Nach genauer Prüfung des Textes auf die Eignung für maschinelle Übersetzung durch einen internen Experten wurde dem Kunden diese Möglichkeit angeboten. Eine maschinelle Übersetzung inklusive Posteditieren nach ISO 18587 entspricht der Qualität einer Übersetzung nach ISO 9001. 

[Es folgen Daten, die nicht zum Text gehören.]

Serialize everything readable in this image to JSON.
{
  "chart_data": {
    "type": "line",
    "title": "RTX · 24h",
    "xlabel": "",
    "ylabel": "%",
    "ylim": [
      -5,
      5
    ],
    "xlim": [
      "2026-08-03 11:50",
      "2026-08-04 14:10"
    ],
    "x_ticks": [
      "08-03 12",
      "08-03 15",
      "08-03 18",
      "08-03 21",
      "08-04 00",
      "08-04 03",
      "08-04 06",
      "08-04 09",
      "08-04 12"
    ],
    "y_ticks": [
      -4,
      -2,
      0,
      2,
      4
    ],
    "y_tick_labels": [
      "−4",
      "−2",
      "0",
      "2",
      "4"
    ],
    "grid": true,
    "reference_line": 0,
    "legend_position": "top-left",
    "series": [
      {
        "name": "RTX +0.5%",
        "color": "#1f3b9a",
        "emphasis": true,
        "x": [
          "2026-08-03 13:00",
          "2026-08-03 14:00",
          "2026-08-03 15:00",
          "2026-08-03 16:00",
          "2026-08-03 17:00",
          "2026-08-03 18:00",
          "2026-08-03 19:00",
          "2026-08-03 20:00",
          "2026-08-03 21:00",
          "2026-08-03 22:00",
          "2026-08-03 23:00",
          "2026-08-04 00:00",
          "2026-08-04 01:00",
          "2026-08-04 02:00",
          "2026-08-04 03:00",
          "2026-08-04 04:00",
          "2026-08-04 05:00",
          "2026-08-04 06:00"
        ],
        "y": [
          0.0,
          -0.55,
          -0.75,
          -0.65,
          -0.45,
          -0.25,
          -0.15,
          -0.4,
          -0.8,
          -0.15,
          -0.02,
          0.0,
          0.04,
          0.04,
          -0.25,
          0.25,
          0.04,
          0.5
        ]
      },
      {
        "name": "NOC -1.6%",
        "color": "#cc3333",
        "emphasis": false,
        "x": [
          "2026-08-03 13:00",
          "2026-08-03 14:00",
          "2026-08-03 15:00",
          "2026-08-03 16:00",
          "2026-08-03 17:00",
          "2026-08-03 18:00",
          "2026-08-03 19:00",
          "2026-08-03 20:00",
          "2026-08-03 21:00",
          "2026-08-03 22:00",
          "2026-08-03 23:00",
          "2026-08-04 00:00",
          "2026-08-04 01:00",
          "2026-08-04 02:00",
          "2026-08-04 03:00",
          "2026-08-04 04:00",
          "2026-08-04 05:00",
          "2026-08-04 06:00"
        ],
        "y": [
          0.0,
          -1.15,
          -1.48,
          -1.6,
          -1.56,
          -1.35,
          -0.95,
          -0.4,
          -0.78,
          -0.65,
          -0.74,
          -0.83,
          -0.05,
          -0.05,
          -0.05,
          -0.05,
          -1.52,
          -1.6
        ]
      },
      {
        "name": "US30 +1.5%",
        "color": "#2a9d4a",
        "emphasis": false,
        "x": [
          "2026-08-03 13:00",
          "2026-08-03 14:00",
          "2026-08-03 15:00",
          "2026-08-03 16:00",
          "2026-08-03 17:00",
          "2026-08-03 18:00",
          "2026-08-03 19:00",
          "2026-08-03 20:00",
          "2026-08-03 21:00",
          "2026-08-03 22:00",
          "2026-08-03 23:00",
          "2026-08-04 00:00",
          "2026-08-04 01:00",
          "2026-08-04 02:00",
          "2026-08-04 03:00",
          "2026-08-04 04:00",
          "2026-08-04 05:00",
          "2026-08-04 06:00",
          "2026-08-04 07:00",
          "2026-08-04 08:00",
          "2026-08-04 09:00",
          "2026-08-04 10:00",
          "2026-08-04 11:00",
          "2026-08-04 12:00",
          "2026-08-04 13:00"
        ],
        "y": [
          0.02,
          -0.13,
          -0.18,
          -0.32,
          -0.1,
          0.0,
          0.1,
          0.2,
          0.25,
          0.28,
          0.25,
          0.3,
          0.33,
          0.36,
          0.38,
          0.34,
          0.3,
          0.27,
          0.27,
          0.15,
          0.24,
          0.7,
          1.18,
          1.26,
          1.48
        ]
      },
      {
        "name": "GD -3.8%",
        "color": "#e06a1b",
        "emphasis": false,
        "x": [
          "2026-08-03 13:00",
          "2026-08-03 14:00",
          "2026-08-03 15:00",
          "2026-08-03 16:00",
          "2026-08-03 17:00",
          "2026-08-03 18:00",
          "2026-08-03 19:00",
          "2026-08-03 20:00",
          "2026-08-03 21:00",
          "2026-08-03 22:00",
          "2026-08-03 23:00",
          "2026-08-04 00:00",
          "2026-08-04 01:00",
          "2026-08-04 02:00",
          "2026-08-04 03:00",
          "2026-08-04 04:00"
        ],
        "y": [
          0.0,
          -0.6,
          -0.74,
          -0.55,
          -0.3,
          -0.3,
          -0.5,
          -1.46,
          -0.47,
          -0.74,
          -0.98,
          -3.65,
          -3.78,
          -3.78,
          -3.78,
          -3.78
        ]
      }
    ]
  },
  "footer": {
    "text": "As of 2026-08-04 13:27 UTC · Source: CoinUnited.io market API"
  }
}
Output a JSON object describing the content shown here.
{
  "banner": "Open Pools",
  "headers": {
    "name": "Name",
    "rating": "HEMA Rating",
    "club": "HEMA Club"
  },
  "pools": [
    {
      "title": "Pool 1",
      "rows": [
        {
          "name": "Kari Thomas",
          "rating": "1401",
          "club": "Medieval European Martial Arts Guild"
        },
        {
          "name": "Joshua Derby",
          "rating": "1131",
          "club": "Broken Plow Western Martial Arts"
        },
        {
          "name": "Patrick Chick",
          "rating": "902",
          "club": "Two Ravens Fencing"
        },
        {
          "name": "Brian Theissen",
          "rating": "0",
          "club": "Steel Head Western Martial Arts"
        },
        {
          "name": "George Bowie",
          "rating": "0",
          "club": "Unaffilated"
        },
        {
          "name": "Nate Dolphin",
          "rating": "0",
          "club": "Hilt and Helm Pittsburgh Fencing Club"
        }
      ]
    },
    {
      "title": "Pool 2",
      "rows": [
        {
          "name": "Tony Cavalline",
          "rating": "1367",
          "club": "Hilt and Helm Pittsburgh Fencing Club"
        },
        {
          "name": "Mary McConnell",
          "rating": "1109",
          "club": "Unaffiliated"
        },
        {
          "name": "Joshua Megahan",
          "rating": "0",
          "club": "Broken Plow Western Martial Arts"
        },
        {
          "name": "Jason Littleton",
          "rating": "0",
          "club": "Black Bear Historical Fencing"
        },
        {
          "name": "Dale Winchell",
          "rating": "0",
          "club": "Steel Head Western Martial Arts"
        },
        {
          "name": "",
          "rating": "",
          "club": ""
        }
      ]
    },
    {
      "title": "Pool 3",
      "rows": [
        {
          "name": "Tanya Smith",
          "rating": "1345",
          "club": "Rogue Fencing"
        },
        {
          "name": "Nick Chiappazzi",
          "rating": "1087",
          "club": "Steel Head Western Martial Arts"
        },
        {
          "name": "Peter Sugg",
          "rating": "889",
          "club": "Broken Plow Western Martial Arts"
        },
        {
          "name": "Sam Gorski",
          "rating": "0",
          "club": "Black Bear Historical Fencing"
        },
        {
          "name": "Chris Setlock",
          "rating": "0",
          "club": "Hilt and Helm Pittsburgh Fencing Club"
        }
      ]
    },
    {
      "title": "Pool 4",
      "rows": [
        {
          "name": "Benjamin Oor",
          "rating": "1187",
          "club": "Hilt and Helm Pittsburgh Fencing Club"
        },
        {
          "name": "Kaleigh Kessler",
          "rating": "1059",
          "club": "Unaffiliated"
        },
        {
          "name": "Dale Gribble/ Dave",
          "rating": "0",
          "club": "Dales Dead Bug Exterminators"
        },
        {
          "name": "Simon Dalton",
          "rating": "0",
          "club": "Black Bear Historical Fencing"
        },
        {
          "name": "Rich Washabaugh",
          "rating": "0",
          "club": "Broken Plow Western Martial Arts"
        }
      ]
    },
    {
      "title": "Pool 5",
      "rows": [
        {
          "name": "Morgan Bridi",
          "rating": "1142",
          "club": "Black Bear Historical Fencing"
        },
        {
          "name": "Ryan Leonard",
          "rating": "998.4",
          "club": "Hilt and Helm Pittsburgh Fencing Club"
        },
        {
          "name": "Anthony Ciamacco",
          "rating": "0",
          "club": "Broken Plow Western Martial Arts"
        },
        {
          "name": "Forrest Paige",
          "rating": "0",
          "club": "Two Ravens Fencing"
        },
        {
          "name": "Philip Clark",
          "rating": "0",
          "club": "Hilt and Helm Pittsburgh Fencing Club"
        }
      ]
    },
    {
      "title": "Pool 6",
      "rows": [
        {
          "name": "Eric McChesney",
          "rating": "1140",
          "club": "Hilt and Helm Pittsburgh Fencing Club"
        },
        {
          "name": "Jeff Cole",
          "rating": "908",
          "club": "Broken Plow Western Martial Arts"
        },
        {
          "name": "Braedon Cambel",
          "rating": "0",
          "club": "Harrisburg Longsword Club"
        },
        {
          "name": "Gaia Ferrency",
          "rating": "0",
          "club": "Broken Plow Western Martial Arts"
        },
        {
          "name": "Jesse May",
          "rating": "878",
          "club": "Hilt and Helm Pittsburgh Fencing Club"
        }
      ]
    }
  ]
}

Im zweiten Schritt wurden die drei Möglichkeiten mit dem Kunden abgestimmt, der daraufhin die maschinelle Übersetzung mithilfe einer cloudbasierten Engine freigab. Während Yana Safina aus dem mt-g-Pool an geprüften Fachübersetzern einen geeigneten Post-Editoren auswählte und beauftragte, übernahm das Team Translation & Localisation Engineering im nächsten Schritt die technische Vorbereitung des Projektes. Diese beinhaltete unter anderem das Einlesen der englischsprachigen Vorlage des RFI-Dokuments in das CAT-Tool, sodass die englischen Überschriften aus Übersetzung und Kalkulation ausgenommen werden konnten. Im Anschluss konnte die maschinelle Übersetzung im CAT-Tool per cloudbasierter Engine starten. Zum Schluss lektorierte ein Post-Editor den Text entsprechend der Vorgaben der ISO 18587.

 

Das Ergebnis

Das Übersetzungsprojekt mit insgesamt 8.000 Wörtern konnte durch den Einsatz maschineller Übersetzung und anschließendes Posteditieren in der vorgegebenen Zeit umgesetzt werden. Neben der Zeitersparnis ergab sich für den Kunden auch eine Kostenersparnis um 35 Prozent gegenüber einer Humanübersetzung nach ISO 17100. Dank optimaler technischer Vorbereitung konnten auch die Vorgaben für RFI-Dokumente aus CTIS eingehalten werden und das Projekt wurde zur vollsten Zufriedenheit des Kunden umgesetzt.

 

Für den Kunden hatte eine schnelle Lieferung höchste Priorität. Ich bin sehr glücklich, dass wir auch diesen Wunsch erfüllen konnten, und freue mich schon auf die nächste Herausforderung.